WASHINGTON — Today, Representatives Jim Costa (CA-21), Sarah McBride (DE-AL), and James Moylan (GU-AL) led a bipartisan letter urging U.S. Secretary of Agriculture Brooke Rollins and the U.S. Department of Agriculture (USDA) to immediately reverse recent changes to the Section 502 Direct Loan Program, a key federal program that helps low- and very low-income families in rural communities access homeownership. The letter calls on USDA to rescind the February 10, 2026, handbook revisions and work with Congress and stakeholders on any future updates to the program.
The Section 502 Direct Loan Program serves as the federal government’s primary rural homeownership tool, helping families purchase, build, rehabilitate, or repair homes in rural communities. The February 10 changes lower loan limits, add new administrative review requirements, reduce support for nonprofit loan packagers, and make other revisions stakeholders warn will reduce loan access and slow approvals during an ongoing housing affordability crisis.

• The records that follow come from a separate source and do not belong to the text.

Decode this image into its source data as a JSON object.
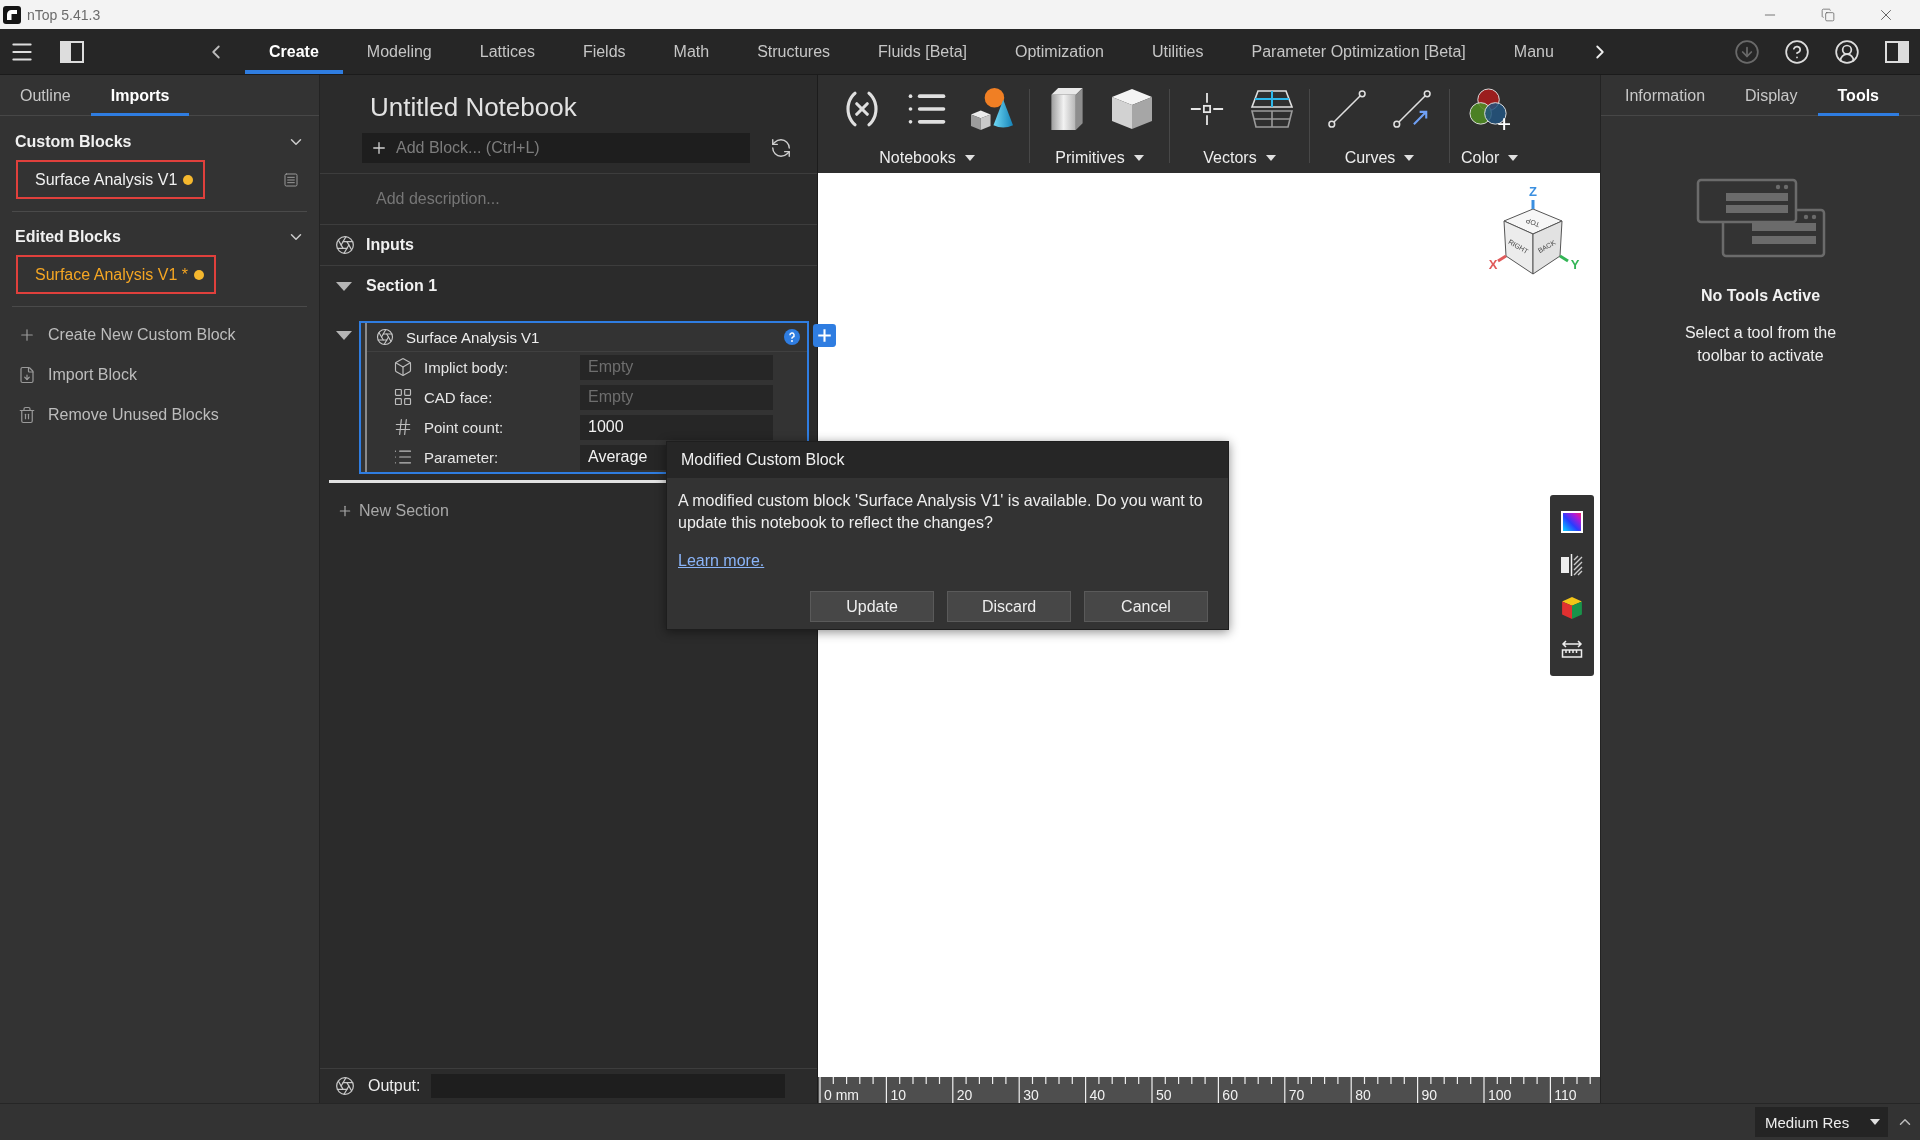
{
  "window": {
    "title": "nTop 5.41.3"
  },
  "menu_bar": {
    "tabs": [
      {
        "label": "Create",
        "selected": true
      },
      {
        "label": "Modeling",
        "selected": false
      },
      {
        "label": "Lattices",
        "selected": false
      },
      {
        "label": "Fields",
        "selected": false
      },
      {
        "label": "Math",
        "selected": false
      },
      {
        "label": "Structures",
        "selected": false
      },
      {
        "label": "Fluids [Beta]",
        "selected": false
      },
      {
        "label": "Optimization",
        "selected": false
      },
      {
        "label": "Utilities",
        "selected": false
      },
      {
        "label": "Parameter Optimization [Beta]",
        "selected": false
      },
      {
        "label": "Manu",
        "selected": false
      }
    ],
    "download": {
      "disabled": true
    }
  },
  "left_panel": {
    "tabs": [
      {
        "label": "Outline",
        "selected": false
      },
      {
        "label": "Imports",
        "selected": true
      }
    ],
    "groups": [
      {
        "title": "Custom Blocks",
        "kind": "library",
        "expanded": true,
        "items": [
          {
            "label": "Surface Analysis V1",
            "edited": false,
            "modified": true,
            "highlighted": true
          }
        ]
      },
      {
        "title": "Edited Blocks",
        "kind": "edited",
        "expanded": true,
        "items": [
          {
            "label": "Surface Analysis V1 *",
            "edited": true,
            "modified": true,
            "highlighted": true
          }
        ]
      }
    ],
    "actions": [
      {
        "label": "Create New Custom Block",
        "kind": "create"
      },
      {
        "label": "Import Block",
        "kind": "import"
      },
      {
        "label": "Remove Unused Blocks",
        "kind": "remove"
      }
    ]
  },
  "notebook": {
    "title": "Untitled Notebook",
    "add_block": {
      "placeholder": "Add Block... (Ctrl+L)"
    },
    "description": {
      "placeholder": "Add description..."
    },
    "inputs": {
      "label": "Inputs"
    },
    "sections": [
      {
        "title": "Section 1",
        "expanded": true,
        "blocks": [
          {
            "title": "Surface Analysis V1",
            "expanded": true,
            "selected": true,
            "parameters": [
              {
                "label": "Implict body:",
                "kind": "body",
                "placeholder": "Empty"
              },
              {
                "label": "CAD face:",
                "kind": "face",
                "placeholder": "Empty"
              },
              {
                "label": "Point count:",
                "kind": "number",
                "value": "1000"
              },
              {
                "label": "Parameter:",
                "kind": "enum",
                "value": "Average"
              }
            ]
          }
        ]
      }
    ],
    "new_section": {
      "label": "New Section"
    },
    "output": {
      "label": "Output:"
    }
  },
  "toolbar": {
    "groups": [
      {
        "label": "Notebooks",
        "kind": "notebooks"
      },
      {
        "label": "Primitives",
        "kind": "primitives"
      },
      {
        "label": "Vectors",
        "kind": "vectors"
      },
      {
        "label": "Curves",
        "kind": "curves"
      },
      {
        "label": "Color",
        "kind": "color"
      }
    ]
  },
  "viewport": {
    "view_cube": {
      "axes": [
        {
          "label": "X",
          "color": "#e05a5a"
        },
        {
          "label": "Y",
          "color": "#34b556"
        },
        {
          "label": "Z",
          "color": "#3a8fe0"
        }
      ],
      "faces": [
        "TOP",
        "RIGHT",
        "BACK"
      ]
    },
    "ruler": {
      "labels": [
        "0 mm",
        "10",
        "20",
        "30",
        "40",
        "50",
        "60",
        "70",
        "80",
        "90",
        "100",
        "110"
      ]
    }
  },
  "right_panel": {
    "tabs": [
      {
        "label": "Information",
        "selected": false
      },
      {
        "label": "Display",
        "selected": false
      },
      {
        "label": "Tools",
        "selected": true
      }
    ],
    "empty_state": {
      "title": "No Tools Active",
      "message": "Select a tool from the toolbar to activate"
    }
  },
  "dialog": {
    "title": "Modified Custom Block",
    "message": "A modified custom block 'Surface Analysis V1' is available. Do you want to update this notebook to reflect the changes?",
    "link": "Learn more.",
    "buttons": [
      "Update",
      "Discard",
      "Cancel"
    ]
  },
  "status_bar": {
    "resolution": {
      "value": "Medium Res"
    }
  }
}
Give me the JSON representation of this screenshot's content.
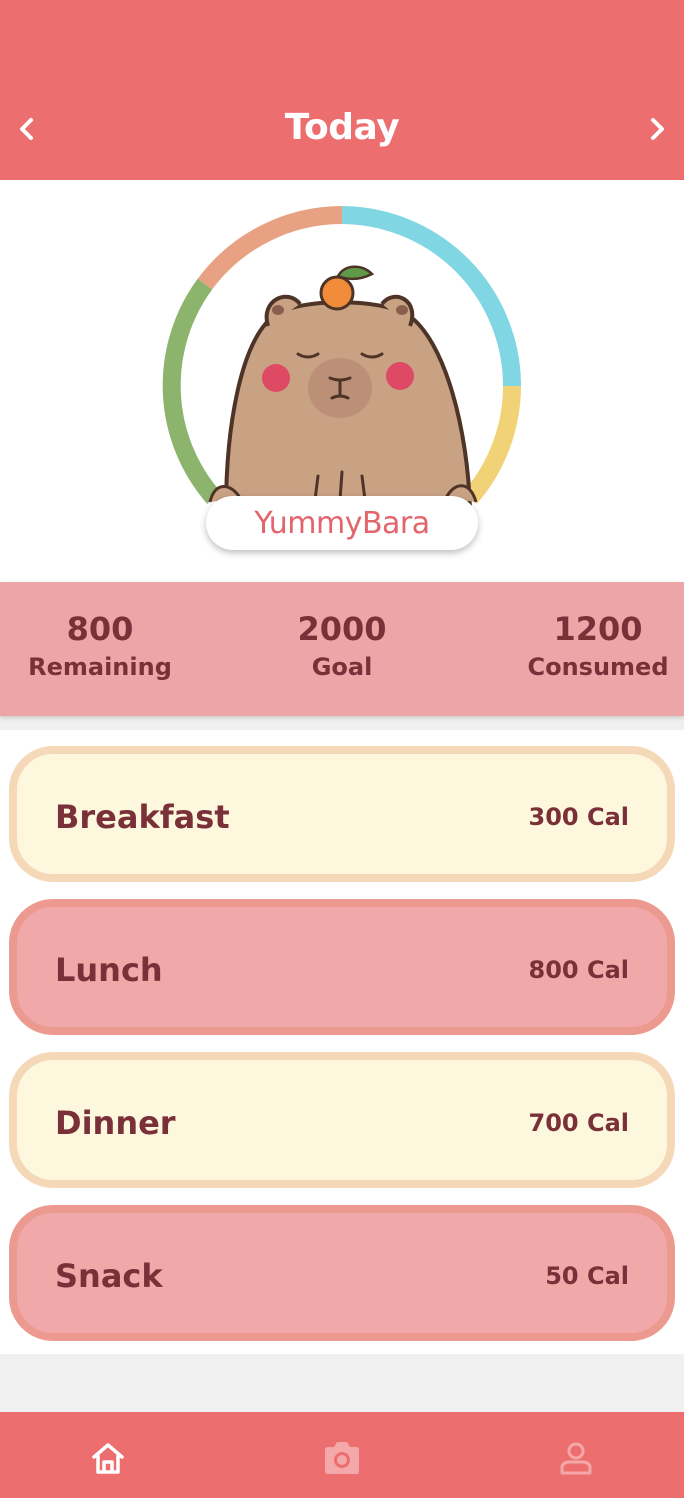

In the letter, the members wrote:
“These changes undermine one of the federal government’s most important rural homeownership tools and risk putting affordable homeownership further out of reach for the low-income families the program is intended to serve. Taken together, these revisions will make it harder for USDA to move loans efficiently and harder for otherwise eligible rural families to qualify. At a time when rural housing affordability has sharply deteriorated and homeownership is already becoming harder to attain for working families, USDA should be strengthening the program, not making access harder."
The letter also raises concerns about the impact the changes will have on nonprofit housing organizations and self-help housing programs that assist families through the loan process, including organizations serving communities throughout the Central Valley and other underserved areas. Members urged USDA to protect applicants already in the pipeline and maintain technical assistance support for Mutual Self-Help Housing programs.